At the same time as the huge rebound in the Japanese stock market, the carry trade around the yen in the foreign exchange market is also announcing the "return of the king" this week.
As the Nikkei Index surges, the market sentiment in foreign exchange market is changing for the better with carry trade transactions as well.
Since August 5th, the Japanese yen has depreciated by more than 5% against the US dollar. The tightening actions of the Bank of Japan, along with the anxiety surrounding the financial reports of American companies and the weak non-farm employment report, triggered a massive liquidation of yen carry trades two weeks ago, once pushing the yen to a seven-month high. However, as the subsequent liquidation actions came to an end one after another, and Japanese decision-makers made soothing statements, the yen is now once again returning to a depreciation path.

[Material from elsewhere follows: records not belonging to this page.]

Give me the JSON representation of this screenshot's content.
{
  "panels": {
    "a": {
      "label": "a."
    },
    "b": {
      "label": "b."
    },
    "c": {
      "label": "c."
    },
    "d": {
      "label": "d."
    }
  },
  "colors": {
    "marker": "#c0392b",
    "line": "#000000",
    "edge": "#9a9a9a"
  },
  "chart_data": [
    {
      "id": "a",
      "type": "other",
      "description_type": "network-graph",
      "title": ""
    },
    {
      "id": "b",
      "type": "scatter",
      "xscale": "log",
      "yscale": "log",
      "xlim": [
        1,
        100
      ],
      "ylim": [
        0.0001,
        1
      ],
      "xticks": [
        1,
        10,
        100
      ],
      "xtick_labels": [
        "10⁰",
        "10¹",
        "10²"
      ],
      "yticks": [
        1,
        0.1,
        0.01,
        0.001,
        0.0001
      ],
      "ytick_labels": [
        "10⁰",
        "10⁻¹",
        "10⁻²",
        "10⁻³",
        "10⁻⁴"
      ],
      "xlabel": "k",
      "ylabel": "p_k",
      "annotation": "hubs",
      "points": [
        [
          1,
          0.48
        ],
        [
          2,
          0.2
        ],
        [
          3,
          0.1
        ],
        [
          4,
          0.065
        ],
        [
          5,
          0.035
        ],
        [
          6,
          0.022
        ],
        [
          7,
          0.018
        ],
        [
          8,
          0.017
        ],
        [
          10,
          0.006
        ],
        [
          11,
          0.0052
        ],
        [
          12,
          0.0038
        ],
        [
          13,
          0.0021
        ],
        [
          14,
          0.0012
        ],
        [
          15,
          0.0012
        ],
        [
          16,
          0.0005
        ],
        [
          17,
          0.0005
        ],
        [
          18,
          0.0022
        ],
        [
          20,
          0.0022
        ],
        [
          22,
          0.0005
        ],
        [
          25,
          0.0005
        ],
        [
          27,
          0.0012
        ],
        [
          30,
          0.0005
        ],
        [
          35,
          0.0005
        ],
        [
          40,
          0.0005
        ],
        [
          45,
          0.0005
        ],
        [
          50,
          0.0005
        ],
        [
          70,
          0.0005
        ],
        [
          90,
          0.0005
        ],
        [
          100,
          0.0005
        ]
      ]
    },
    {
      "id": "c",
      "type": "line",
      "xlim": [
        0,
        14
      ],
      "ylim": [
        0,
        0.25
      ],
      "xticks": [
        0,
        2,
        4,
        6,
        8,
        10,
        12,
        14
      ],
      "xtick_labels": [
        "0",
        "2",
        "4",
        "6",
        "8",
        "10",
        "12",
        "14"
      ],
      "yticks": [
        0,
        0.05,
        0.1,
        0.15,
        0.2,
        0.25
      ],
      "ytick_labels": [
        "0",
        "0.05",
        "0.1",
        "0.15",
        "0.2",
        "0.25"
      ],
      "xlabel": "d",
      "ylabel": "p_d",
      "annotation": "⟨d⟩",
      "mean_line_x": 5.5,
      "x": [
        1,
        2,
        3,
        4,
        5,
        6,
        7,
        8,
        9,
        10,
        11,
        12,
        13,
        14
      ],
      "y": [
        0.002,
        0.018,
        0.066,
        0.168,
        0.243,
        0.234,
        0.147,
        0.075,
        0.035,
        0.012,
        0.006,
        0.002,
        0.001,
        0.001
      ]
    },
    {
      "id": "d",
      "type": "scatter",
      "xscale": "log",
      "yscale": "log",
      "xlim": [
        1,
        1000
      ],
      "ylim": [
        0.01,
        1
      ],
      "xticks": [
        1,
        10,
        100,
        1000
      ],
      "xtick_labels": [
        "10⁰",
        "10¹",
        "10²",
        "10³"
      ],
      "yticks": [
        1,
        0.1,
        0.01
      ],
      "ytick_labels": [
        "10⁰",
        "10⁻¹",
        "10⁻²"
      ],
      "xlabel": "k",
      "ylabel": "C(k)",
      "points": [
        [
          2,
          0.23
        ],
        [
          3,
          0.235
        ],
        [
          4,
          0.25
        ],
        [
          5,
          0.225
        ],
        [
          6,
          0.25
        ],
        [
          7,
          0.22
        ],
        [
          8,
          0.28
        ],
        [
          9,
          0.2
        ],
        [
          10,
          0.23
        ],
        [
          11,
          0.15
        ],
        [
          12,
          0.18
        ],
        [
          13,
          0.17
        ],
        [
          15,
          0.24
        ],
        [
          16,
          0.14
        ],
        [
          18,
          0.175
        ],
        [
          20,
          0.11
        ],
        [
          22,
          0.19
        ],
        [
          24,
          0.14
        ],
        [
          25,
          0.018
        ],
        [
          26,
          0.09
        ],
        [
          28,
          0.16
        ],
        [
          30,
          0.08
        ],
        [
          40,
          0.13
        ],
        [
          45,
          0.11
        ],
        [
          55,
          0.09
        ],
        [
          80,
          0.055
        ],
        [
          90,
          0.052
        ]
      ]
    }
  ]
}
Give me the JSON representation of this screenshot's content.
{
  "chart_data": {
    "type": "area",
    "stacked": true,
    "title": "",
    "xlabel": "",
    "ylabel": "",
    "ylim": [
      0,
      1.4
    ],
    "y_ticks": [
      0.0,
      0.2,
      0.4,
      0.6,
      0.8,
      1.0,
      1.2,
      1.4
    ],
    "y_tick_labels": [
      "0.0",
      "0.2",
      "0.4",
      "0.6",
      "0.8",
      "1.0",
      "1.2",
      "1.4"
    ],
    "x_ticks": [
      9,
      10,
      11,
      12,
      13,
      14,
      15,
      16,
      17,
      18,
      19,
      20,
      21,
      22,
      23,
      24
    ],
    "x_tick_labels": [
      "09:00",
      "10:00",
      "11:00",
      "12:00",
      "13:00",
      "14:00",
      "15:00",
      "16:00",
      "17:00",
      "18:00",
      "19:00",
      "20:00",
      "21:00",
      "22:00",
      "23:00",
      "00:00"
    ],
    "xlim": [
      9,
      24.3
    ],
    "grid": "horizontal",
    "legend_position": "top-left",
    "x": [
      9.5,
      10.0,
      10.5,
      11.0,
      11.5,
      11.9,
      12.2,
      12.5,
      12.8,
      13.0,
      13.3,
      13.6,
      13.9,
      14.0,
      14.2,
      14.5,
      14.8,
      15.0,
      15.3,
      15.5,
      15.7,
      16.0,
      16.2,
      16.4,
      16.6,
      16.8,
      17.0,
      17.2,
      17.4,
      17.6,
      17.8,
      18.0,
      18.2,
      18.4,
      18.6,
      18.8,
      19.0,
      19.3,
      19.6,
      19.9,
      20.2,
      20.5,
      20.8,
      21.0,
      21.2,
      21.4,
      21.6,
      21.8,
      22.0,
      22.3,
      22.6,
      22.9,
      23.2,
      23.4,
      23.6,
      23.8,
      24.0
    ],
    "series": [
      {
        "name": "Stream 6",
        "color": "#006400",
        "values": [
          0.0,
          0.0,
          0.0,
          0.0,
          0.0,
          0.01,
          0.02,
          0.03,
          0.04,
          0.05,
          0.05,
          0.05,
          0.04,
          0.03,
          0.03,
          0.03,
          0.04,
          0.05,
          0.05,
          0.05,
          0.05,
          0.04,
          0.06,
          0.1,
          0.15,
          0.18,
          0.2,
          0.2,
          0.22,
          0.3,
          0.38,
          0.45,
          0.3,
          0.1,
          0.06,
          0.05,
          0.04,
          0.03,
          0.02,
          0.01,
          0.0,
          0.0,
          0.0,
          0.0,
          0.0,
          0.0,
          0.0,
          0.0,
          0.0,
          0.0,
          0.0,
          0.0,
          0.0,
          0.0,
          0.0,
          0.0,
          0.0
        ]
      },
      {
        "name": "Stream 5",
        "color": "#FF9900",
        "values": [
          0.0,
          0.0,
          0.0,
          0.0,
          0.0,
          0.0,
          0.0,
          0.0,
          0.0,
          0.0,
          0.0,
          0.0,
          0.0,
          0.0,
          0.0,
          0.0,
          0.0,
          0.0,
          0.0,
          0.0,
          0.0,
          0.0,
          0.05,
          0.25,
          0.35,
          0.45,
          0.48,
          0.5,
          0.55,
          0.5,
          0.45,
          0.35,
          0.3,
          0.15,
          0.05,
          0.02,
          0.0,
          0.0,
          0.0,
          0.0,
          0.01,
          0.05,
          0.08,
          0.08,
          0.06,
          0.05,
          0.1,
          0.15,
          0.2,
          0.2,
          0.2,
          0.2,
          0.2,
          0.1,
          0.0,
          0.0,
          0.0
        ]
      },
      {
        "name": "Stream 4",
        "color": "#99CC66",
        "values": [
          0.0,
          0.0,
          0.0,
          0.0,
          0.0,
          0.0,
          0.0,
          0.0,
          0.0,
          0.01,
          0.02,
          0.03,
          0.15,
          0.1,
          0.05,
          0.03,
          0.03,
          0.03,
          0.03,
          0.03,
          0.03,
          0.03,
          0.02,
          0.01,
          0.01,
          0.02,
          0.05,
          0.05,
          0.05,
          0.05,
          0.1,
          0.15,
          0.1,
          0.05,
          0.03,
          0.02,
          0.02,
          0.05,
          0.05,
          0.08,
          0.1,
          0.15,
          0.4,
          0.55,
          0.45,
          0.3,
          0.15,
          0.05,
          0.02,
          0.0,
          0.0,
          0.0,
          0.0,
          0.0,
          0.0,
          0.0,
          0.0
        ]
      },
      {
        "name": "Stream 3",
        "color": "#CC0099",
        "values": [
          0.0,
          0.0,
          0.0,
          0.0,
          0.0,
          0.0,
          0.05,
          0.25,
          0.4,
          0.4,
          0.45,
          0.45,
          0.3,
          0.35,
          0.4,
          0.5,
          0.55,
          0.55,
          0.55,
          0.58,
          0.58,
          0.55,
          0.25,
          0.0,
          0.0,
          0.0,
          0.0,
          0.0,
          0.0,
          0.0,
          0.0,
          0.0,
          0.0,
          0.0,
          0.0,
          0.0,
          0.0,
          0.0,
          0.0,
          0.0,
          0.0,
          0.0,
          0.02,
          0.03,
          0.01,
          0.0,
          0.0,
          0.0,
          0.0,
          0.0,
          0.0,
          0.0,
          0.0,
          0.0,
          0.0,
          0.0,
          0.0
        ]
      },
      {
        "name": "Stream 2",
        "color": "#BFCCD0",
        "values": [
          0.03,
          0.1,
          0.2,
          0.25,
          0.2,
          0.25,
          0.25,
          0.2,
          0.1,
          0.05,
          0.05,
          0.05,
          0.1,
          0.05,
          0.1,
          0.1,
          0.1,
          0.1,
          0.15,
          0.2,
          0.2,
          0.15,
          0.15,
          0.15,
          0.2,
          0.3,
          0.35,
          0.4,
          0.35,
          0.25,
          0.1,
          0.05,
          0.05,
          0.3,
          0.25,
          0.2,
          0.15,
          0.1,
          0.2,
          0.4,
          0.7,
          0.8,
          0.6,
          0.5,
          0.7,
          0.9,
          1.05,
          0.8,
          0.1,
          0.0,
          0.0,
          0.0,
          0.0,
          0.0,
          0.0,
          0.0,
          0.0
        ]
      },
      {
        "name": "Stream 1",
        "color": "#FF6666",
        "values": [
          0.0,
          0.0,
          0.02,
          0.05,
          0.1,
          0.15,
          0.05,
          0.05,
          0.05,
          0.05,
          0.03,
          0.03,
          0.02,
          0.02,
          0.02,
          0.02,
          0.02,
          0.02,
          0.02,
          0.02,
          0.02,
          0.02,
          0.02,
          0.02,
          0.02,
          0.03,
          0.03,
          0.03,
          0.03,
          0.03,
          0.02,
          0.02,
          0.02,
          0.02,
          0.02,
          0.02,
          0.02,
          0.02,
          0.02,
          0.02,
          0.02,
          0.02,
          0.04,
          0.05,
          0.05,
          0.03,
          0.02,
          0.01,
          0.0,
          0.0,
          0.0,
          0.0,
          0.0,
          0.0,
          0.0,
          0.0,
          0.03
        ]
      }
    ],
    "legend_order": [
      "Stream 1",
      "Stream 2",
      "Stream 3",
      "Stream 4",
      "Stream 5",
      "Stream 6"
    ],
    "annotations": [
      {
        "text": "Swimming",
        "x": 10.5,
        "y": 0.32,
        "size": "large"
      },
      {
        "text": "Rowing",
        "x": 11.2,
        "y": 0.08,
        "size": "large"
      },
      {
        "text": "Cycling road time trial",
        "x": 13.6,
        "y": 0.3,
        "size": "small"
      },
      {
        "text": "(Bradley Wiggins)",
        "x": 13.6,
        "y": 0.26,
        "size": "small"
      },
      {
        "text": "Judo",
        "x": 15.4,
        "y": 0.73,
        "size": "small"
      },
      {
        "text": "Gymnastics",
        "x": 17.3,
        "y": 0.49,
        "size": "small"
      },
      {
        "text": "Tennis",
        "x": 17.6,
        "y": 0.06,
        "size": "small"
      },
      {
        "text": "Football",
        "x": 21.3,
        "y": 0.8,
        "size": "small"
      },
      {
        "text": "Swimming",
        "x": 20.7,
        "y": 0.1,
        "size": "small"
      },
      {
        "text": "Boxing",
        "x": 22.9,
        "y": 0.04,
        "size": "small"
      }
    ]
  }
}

According to data from ATFX Global Markets, yen short positions increased by around 30% - 40% in the past week, with a large portion coming from hedge funds and high net worth clients.
Nomura International noted that many investors have started selling financing currency yen and investing the proceeds into other assets with higher yield. This indicates that corporate clients and hedge funds, who have always been enthusiastic about carry trades, are returning to these trades. Antony Foster, the head of G-10 currency spot trading at Nomura's London office, said that "carry trades are clearly coming back" after US retail sales data exceeded expectations.
Foster pointed out that he noticed several accounts selling yen and buying Australian dollars and British pounds.
"People's memory is short, and there are too many momentum traders in this field," said William Vaughan, deputy portfolio manager of Global Investment Management, in reference to carry trades.
Goldman Sachs' Kirk also pointed out that the stability of the yen exchange rate should bring comfort to US investors in Japanese stocks, and the current level of the yen may not pose a risk to corporate earnings or expectations.
It can be foreseen that if the Bank of Japan remains idle for a longer period of time, the temptation to return to carry trades will inevitably increase.
On August 23, Bank of Japan Governor Haruhiko Kuroda will speak at the Japanese parliament, and traders may gain more clues from his remarks. On the same day, Federal Reserve Chairman Powell will also speak at the Jackson Hole Global Central Bank Annual Meeting, which is also worth paying attention to for investors.